Thursday, September 01, 2005

Hurricanes Effect Love, I'm Telling You

Sorry, this is a rant.

Yes, reactions differ. I have a loved one, male, whom I often admire for his kindness and generosity. On the other hand, often enough his reactions to things leave me open mouthed and reeling. Last night I told him about my friend’s relative, displaced by Katrina.

“Well, surely he has insurance,” was about as far as his heart/mind would take him. It’s just stupid. If he does have flood insurance, how fast are those checks going to get cut, anyway? And what about the stress, the emotional toll, the being away from work? The loss of income? How about not being about to find out news about any of your friends? Wondering if they’re lost, trapped, dead? Maybe my guy has the attitude that if someone is dumb enough to live in New Orleans without flood insurance, dumb enough to not have plenty of savings put by for disasters, etc., that s/he deserves whatever hardship s/he suffers? This is the height of Puritan arrogance, for Christ sakes. The ‘ole Blessed Be the Hard Workers and Everyone Else Is Going To Hell doctrine. Total Morals a la Americana. The thing is, my guy believes himself to be as far from Puritan as possible. Funny.

I don’t know. Maybe it’s related to his alcoholism (not active), like it’s some form of denial. Everyone is ok. Everything will be ok as long as I don’t watch/listen/think too much. Or feel.

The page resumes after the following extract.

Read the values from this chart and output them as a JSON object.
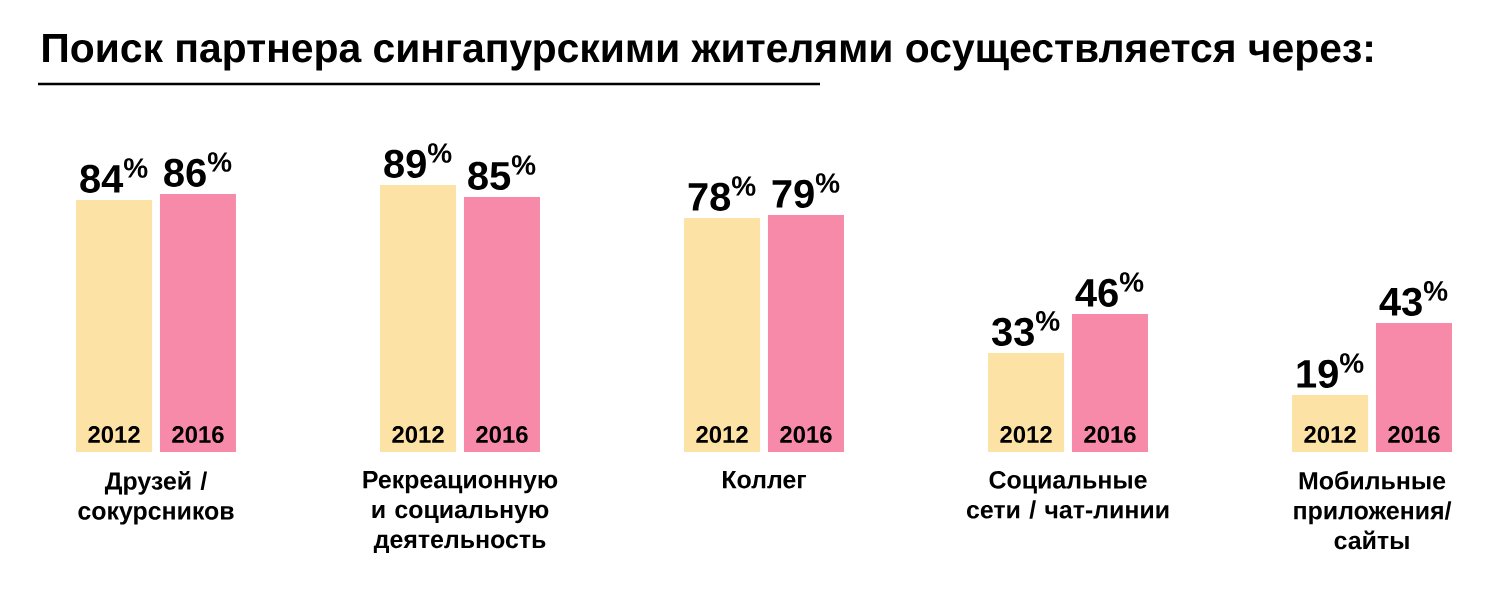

Times like this, I wonder: what am I doing? Why do I spend so much time wishing he would marry me? What in the world am I looking for in a mate, anyway? Isn’t compassion right up there at the top of the list, with honesty and kindness? Isn’t compassion under fire, compassion before the facts are in, compassion when disdain or dismissal would be far easier more virtuous or full of heart or whatever than compassion only for those whose Deep Correctness is obvious?

People aren’t perfect, I know. But at times like these we should all of us who are warm and dry and fed try, really, to be as perfect (to one another) as possible.